What travels almost one-fifth the velocity of light and erupts from the heart of a galaxy? For the very first time, astronomers have just watched it happen-the birth of an ultrafast outflow, or “UFO,” from a supermassive black hole. This remarkable event, traveling at 57,000 kilometers per second, offers the first-ever look at the extreme process in which black holes can fling matter back into space with tremendous force.

The phenomenon unfolded in NGC 3783, a barred spiral galaxy about 135 million light-years away in the constellation Centaurus. There, a black hole of roughly 2.8 million solar masses lies at the center, enveloped by a turbulent accretion disk in the form of a swirling maelstrom of gas and dust spiraling toward the event horizon. Scientists observed a sudden flare in X-ray light, followed by the rapid emergence of the high-speed wind during a continuous 10-day observation campaign using ESA’s XMM-Newton and JAXA’s XRISM space telescopes. “For the first time, we’ve seen how a rapid burst of X-ray light from a black hole immediately triggers ultra-fast winds, with these winds forming in just a single day.” said Dr. Liyi Gu of the Space Research Organisation Netherlands.

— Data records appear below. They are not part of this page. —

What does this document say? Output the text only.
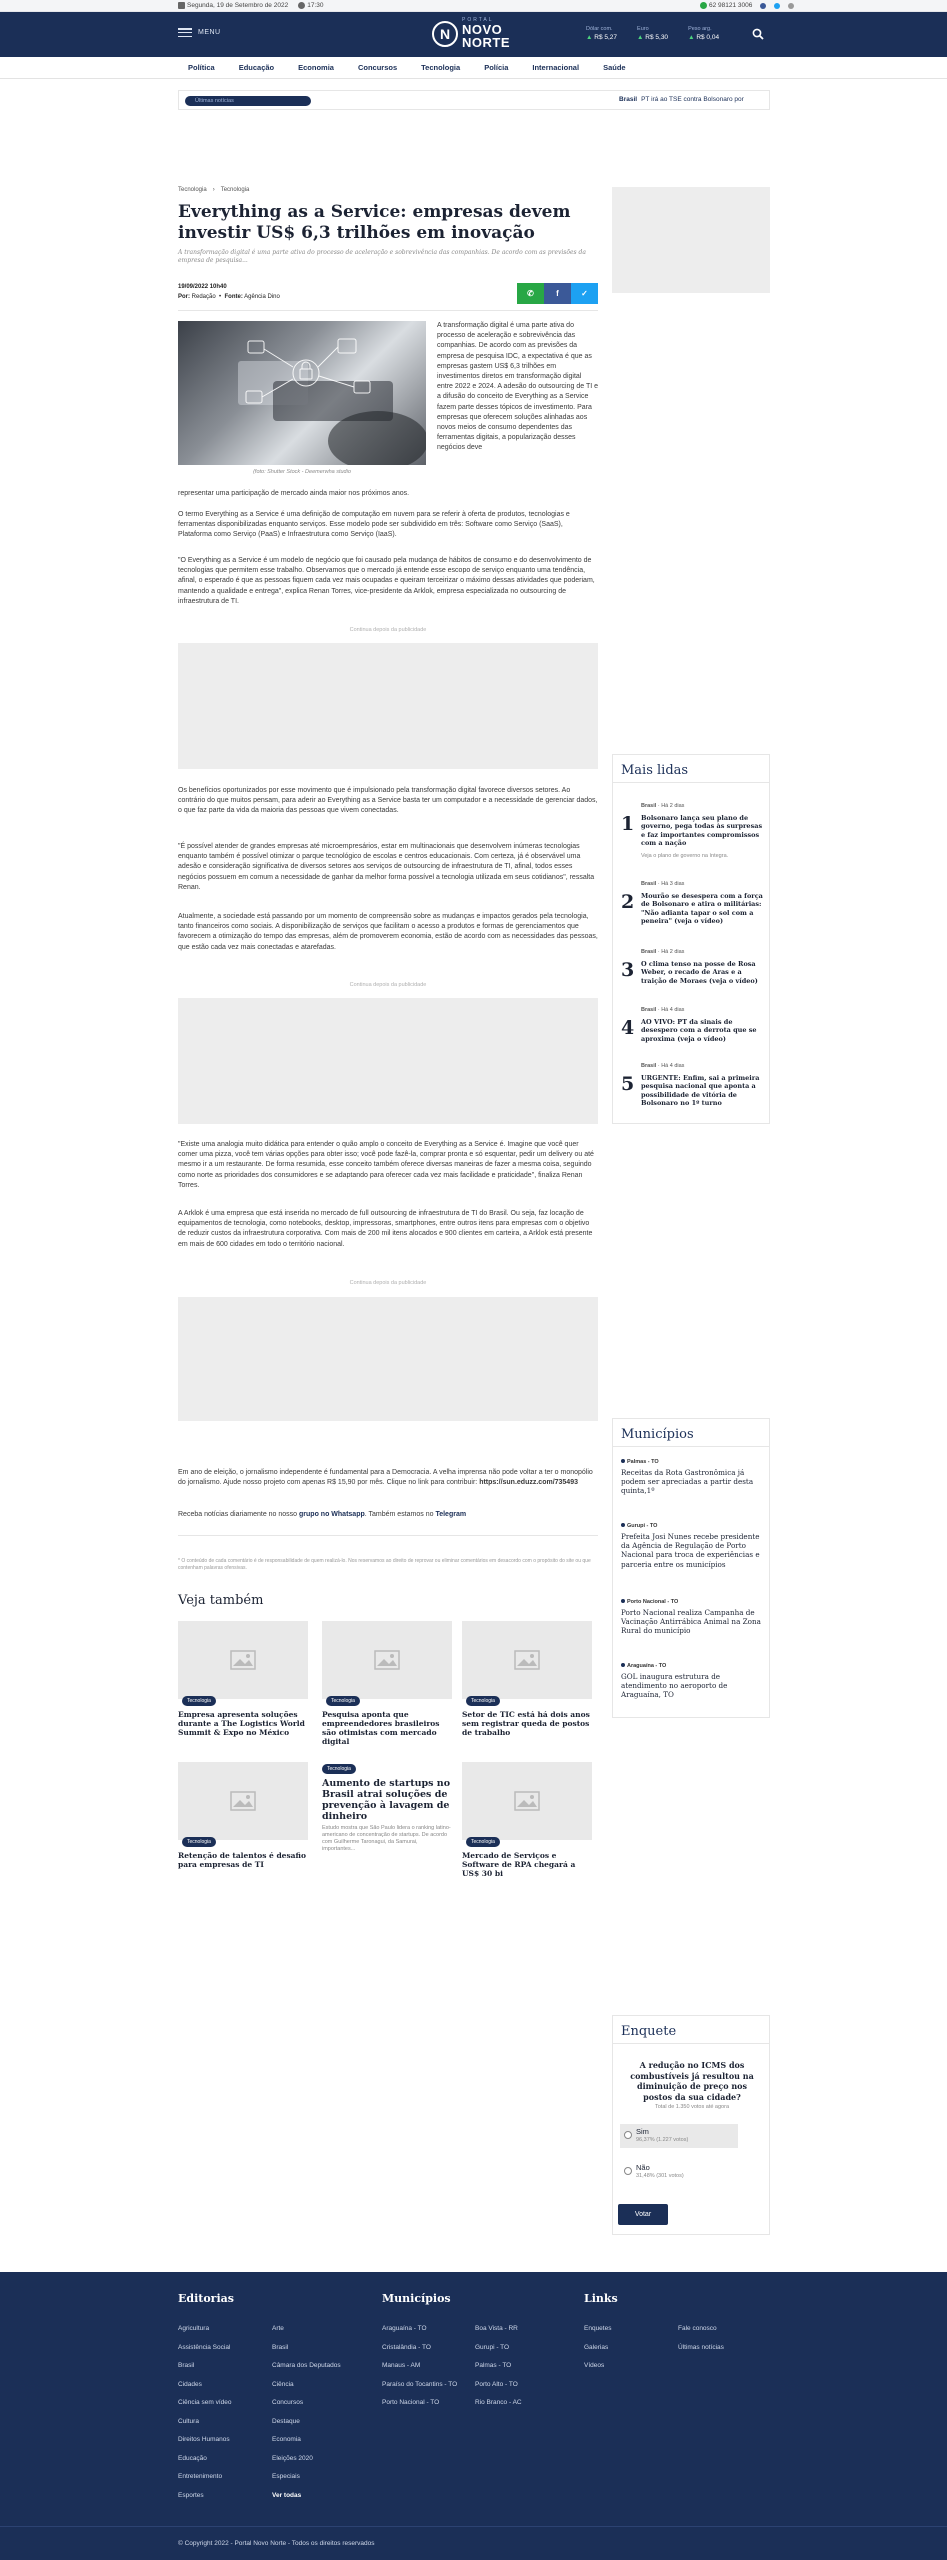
Segunda, 19 de Setembro de 2022	17:30	62 98121 3006
MENU	N
PORTAL
NOVO
NORTE
Dólar com.
▲ R$ 5,27
Euro
▲ R$ 5,30
Peso arg.
▲ R$ 0,04
Política	Educação	Economia	Concursos	Tecnologia	Polícia	Internacional	Saúde
Últimas notícias	Brasil PT irá ao TSE contra Bolsonaro por
Tecnologia › Tecnologia
Everything as a Service: empresas devem investir US$ 6,3 trilhões em inovação

A transformação digital é uma parte ativa do processo de aceleração e sobrevivência das companhias. De acordo com as previsões da empresa de pesquisa...

19/09/2022 10h40
Por: Redação  •  Fonte: Agência Dino	✆	f	✓
(foto: Shutter Stock - Deemerwha studio

A transformação digital é uma parte ativa do processo de aceleração e sobrevivência das companhias. De acordo com as previsões da empresa de pesquisa IDC, a expectativa é que as empresas gastem US$ 6,3 trilhões em investimentos diretos em transformação digital entre 2022 e 2024. A adesão do outsourcing de TI e a difusão do conceito de Everything as a Service fazem parte desses tópicos de investimento. Para empresas que oferecem soluções alinhadas aos novos meios de consumo dependentes das ferramentas digitais, a popularização desses negócios deve

representar uma participação de mercado ainda maior nos próximos anos.

O termo Everything as a Service é uma definição de computação em nuvem para se referir à oferta de produtos, tecnologias e ferramentas disponibilizadas enquanto serviços. Esse modelo pode ser subdividido em três: Software como Serviço (SaaS), Plataforma como Serviço (PaaS) e Infraestrutura como Serviço (IaaS).

"O Everything as a Service é um modelo de negócio que foi causado pela mudança de hábitos de consumo e do desenvolvimento de tecnologias que permitem esse trabalho. Observamos que o mercado já entende esse escopo de serviço enquanto uma tendência, afinal, o esperado é que as pessoas fiquem cada vez mais ocupadas e queiram terceirizar o máximo dessas atividades que poderiam, mantendo a qualidade e entrega", explica Renan Torres, vice-presidente da Arklok, empresa especializada no outsourcing de infraestrutura de TI.

Continua depois da publicidade

Os benefícios oportunizados por esse movimento que é impulsionado pela transformação digital favorece diversos setores. Ao contrário do que muitos pensam, para aderir ao Everything as a Service basta ter um computador e a necessidade de gerenciar dados, o que faz parte da vida da maioria das pessoas que vivem conectadas.

"É possível atender de grandes empresas até microempresários, estar em multinacionais que desenvolvem inúmeras tecnologias enquanto também é possível otimizar o parque tecnológico de escolas e centros educacionais. Com certeza, já é observável uma adesão e consideração significativa de diversos setores aos serviços de outsourcing de infraestrutura de TI, afinal, todos esses negócios possuem em comum a necessidade de ganhar da melhor forma possível a tecnologia utilizada em seus cotidianos", ressalta Renan.

Atualmente, a sociedade está passando por um momento de compreensão sobre as mudanças e impactos gerados pela tecnologia, tanto financeiros como sociais. A disponibilização de serviços que facilitam o acesso a produtos e formas de gerenciamentos que favorecem a otimização do tempo das empresas, além de promoverem economia, estão de acordo com as necessidades das pessoas, que estão cada vez mais conectadas e atarefadas.

Continua depois da publicidade

"Existe uma analogia muito didática para entender o quão amplo o conceito de Everything as a Service é. Imagine que você quer comer uma pizza, você tem várias opções para obter isso; você pode fazê-la, comprar pronta e só esquentar, pedir um delivery ou até mesmo ir a um restaurante. De forma resumida, esse conceito também oferece diversas maneiras de fazer a mesma coisa, seguindo como norte as prioridades dos consumidores e se adaptando para oferecer cada vez mais facilidade e praticidade", finaliza Renan Torres.

A Arklok é uma empresa que está inserida no mercado de full outsourcing de infraestrutura de TI do Brasil. Ou seja, faz locação de equipamentos de tecnologia, como notebooks, desktop, impressoras, smartphones, entre outros itens para empresas com o objetivo de reduzir custos da infraestrutura corporativa. Com mais de 200 mil itens alocados e 900 clientes em carteira, a Arklok está presente em mais de 600 cidades em todo o território nacional.

Continua depois da publicidade

Em ano de eleição, o jornalismo independente é fundamental para a Democracia. A velha imprensa não pode voltar a ter o monopólio do jornalismo. Ajude nosso projeto com apenas R$ 15,90 por mês. Clique no link para contribuir: https://sun.eduzz.com/735493

Receba notícias diariamente no nosso grupo no Whatsapp. Também estamos no Telegram

* O conteúdo de cada comentário é de responsabilidade de quem realizá-lo. Nos reservamos ao direito de reprovar ou eliminar comentários em desacordo com o propósito do site ou que contenham palavras ofensivas.

Veja também
Tecnologia
Empresa apresenta soluções durante a The Logistics World Summit & Expo no México
Tecnologia
Pesquisa aponta que empreendedores brasileiros são otimistas com mercado digital
Tecnologia
Setor de TIC está há dois anos sem registrar queda de postos de trabalho
Tecnologia
Retenção de talentos é desafio para empresas de TI
Tecnologia
Aumento de startups no Brasil atrai soluções de prevenção à lavagem de dinheiro
Estudo mostra que São Paulo lidera o ranking latino-americano de concentração de startups. De acordo com Guilherme Taronagui, da Samurai, importantes...
Tecnologia
Mercado de Serviços e Software de RPA chegará a US$ 30 bi
Mais lidas
1
Brasil · Há 2 dias
Bolsonaro lança seu plano de governo, pega todas às surpresas e faz importantes compromissos com a nação
Veja o plano de governo na íntegra.
2
Brasil · Há 3 dias
Mourão se desespera com a força de Bolsonaro e atira o militárias: "Não adianta tapar o sol com a peneira" (veja o vídeo)
3
Brasil · Há 2 dias
O clima tenso na posse de Rosa Weber, o recado de Aras e a traição de Moraes (veja o vídeo)
4
Brasil · Há 4 dias
AO VIVO: PT da sinais de desespero com a derrota que se aproxima (veja o vídeo)
5
Brasil · Há 4 dias
URGENTE: Enfim, sai a primeira pesquisa nacional que aponta a possibilidade de vitória de Bolsonaro no 1º turno
Municípios
Palmas - TO
Receitas da Rota Gastronômica já podem ser apreciadas a partir desta quinta,1º
Gurupi - TO
Prefeita Josi Nunes recebe presidente da Agência de Regulação de Porto Nacional para troca de experiências e parceria entre os municípios
Porto Nacional - TO
Porto Nacional realiza Campanha de Vacinação Antirrábica Animal na Zona Rural do município
Araguaína - TO
GOL inaugura estrutura de atendimento no aeroporto de Araguaína, TO
Enquete
A redução no ICMS dos combustíveis já resultou na diminuição de preço nos postos da sua cidade?
Total de 1.350 votos até agora
Sim
96,37% (1.227 votos)
Não
31,48% (301 votos)
Votar
Editorias
Agricultura
Assistência Social
Brasil
Cidades
Ciência sem vídeo
Cultura
Direitos Humanos
Educação
Entretenimento
Esportes
Arte
Brasil
Câmara dos Deputados
Ciência
Concursos
Destaque
Economia
Eleições 2020
Especiais
Ver todas
Municípios
Araguaína - TO
Cristalândia - TO
Manaus - AM
Paraíso do Tocantins - TO
Porto Nacional - TO
Boa Vista - RR
Gurupi - TO
Palmas - TO
Porto Alto - TO
Rio Branco - AC
Links
Enquetes
Galerias
Vídeos
Fale conosco
Últimas notícias
© Copyright 2022 - Portal Novo Norte - Todos os direitos reservados
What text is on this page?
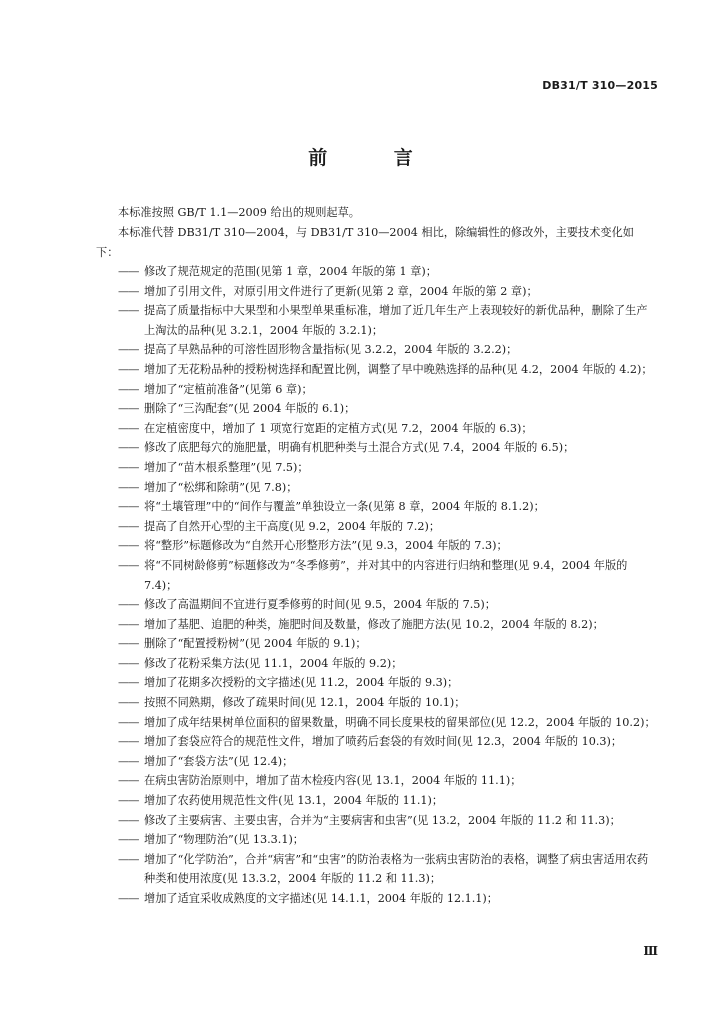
DB31/T 310—2015
前 言

本标准按照 GB/T 1.1—2009 给出的规则起草。

本标准代替 DB31/T 310—2004，与 DB31/T 310—2004 相比，除编辑性的修改外，主要技术变化如下：

—— 修改了规范规定的范围(见第 1 章，2004 年版的第 1 章)；
—— 增加了引用文件，对原引用文件进行了更新(见第 2 章，2004 年版的第 2 章)；
—— 提高了质量指标中大果型和小果型单果重标准，增加了近几年生产上表现较好的新优品种，删除了生产上淘汰的品种(见 3.2.1，2004 年版的 3.2.1)；
—— 提高了早熟品种的可溶性固形物含量指标(见 3.2.2，2004 年版的 3.2.2)；
—— 增加了无花粉品种的授粉树选择和配置比例，调整了早中晚熟选择的品种(见 4.2，2004 年版的 4.2)；
—— 增加了“定植前准备”(见第 6 章)；
—— 删除了“三沟配套”(见 2004 年版的 6.1)；
—— 在定植密度中，增加了 1 项宽行宽距的定植方式(见 7.2，2004 年版的 6.3)；
—— 修改了底肥每穴的施肥量，明确有机肥种类与土混合方式(见 7.4，2004 年版的 6.5)；
—— 增加了“苗木根系整理”(见 7.5)；
—— 增加了“松绑和除萌”(见 7.8)；
—— 将“土壤管理”中的“间作与覆盖”单独设立一条(见第 8 章，2004 年版的 8.1.2)；
—— 提高了自然开心型的主干高度(见 9.2，2004 年版的 7.2)；
—— 将“整形”标题修改为“自然开心形整形方法”(见 9.3，2004 年版的 7.3)；
—— 将“不同树龄修剪”标题修改为“冬季修剪”，并对其中的内容进行归纳和整理(见 9.4，2004 年版的 7.4)；
—— 修改了高温期间不宜进行夏季修剪的时间(见 9.5，2004 年版的 7.5)；
—— 增加了基肥、追肥的种类，施肥时间及数量，修改了施肥方法(见 10.2，2004 年版的 8.2)；
—— 删除了“配置授粉树”(见 2004 年版的 9.1)；
—— 修改了花粉采集方法(见 11.1，2004 年版的 9.2)；
—— 增加了花期多次授粉的文字描述(见 11.2，2004 年版的 9.3)；
—— 按照不同熟期，修改了疏果时间(见 12.1，2004 年版的 10.1)；
—— 增加了成年结果树单位面积的留果数量，明确不同长度果枝的留果部位(见 12.2，2004 年版的 10.2)；
—— 增加了套袋应符合的规范性文件，增加了喷药后套袋的有效时间(见 12.3，2004 年版的 10.3)；
—— 增加了“套袋方法”(见 12.4)；
—— 在病虫害防治原则中，增加了苗木检疫内容(见 13.1，2004 年版的 11.1)；
—— 增加了农药使用规范性文件(见 13.1，2004 年版的 11.1)；
—— 修改了主要病害、主要虫害，合并为“主要病害和虫害”(见 13.2，2004 年版的 11.2 和 11.3)；
—— 增加了“物理防治”(见 13.3.1)；
—— 增加了“化学防治”，合并“病害”和“虫害”的防治表格为一张病虫害防治的表格，调整了病虫害适用农药种类和使用浓度(见 13.3.2，2004 年版的 11.2 和 11.3)；
—— 增加了适宜采收成熟度的文字描述(见 14.1.1，2004 年版的 12.1.1)；
Ⅲ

It was a question of timing. Within roughly 12 hours of the flare’s onset, the telescopes recorded spectral signatures of highly ionized gas racing outward at relativistic speeds. The most plausible trigger is magnetic reconnection a sudden reconfiguration of magnetic field lines in the accretion disk, releasing huge amounts of energy. This process is the same physics as involved in solar flares and coronal mass ejections, but billions of times more powerful. On the Sun, magnetic reconnection hurls hot plasma into space; on the black hole of NGC 3783, it expelled matter from a region roughly 50 times the black hole’s own size.
The mechanics of such outflows are rooted in magnetohydrodynamics-the science of how magnetic fields interact with ionized gases. In the relativistic regime near a black hole, MHD becomes even more complex, since warped spacetime and gravity itself influence plasma motion. Large-scale magnetic fields threading an accretion disk can accelerate particles along field lines; this process is, moreover, enhanced when rotation twists those lines into powerful toroidal structures. Such configurations, as recent GRMHD models show, can launch winds at speeds from 0.03c to 0.3c-appropriately matching the measured velocities of UFOs.
These are not mere curiosities-these are “feedback” winds that can reshape galaxies. Black holes can control star birth by blowing mass and energy out of a galaxy, disperse interstellar gas, and participate in the chemical evolution around them. Among AGN, these ultrafast outflows have been detected (most often by the blueshifted X-ray absorption lines from iron ions) in as many as half of observed systems. The event in NGC 3783 represents the first time astronomers have witnessed the launch, and thus directly linked it to the flare.
It was a question of instrumentation: the high-resolution spectroscopy of XRISM followed changes in X-ray brightness and energy distribution in great detail; at the same time, XMM-Newton provided the continuous coverage needed to capture the flare through its full evolution. Together, they could pinpoint the sequence: first, a spike in hard X-rays; then, a peak in softer X-rays; finally, the acceleration phase of the wind. This synergy of observatories is similar to the multi-wavelength approach taken while studying relativistic jets, where radio, optical, and gamma-ray data are combined to discern the physics of particle acceleration.
The parallels with jet formation are striking: in all cases, magnetic fields and rotation are the key drivers. The wellknown Blandford–Znajek mechanism describes how a spinning black hole’s rotational energy can be tapped via magnetic fields to power jets. In this case, in the NGC 3783 UFO, magnetic reconnection seems to have provided the energy burst necessary for the material to break out of the gravitational clutches and be thrown outwards. Numerical simulations, such as those using the Frankfurt Particle-In-Cell code, illustrate how reconnection can produce plasmoids compact blobs of plasma that travel at relativistic speeds and could account for the structure observed in this wind.
For the astrophysicists, this is a goldmine. It serves as a direct test for theories of the dynamics of an accretion disk, the evolution of magnetic fields, and the acceleration of high-energy particles. It also reaches across scales: from solar eruptions in our immediate system to galaxy-shaping winds in the distant universe.
As ESA’s Erik Kuulkers noted, “Excitingly, this suggests that solar and high-energy physics may work in surprisingly familiar ways throughout the Universe.” Future missions will seek to capture even more of these cosmic blasts in real time, refining the models of how black holes consume and expel matter. With each observation, the picture sharpens: black holes are not just voracious cosmic sinks but also engines capable of launching some of the fastest winds ever seen.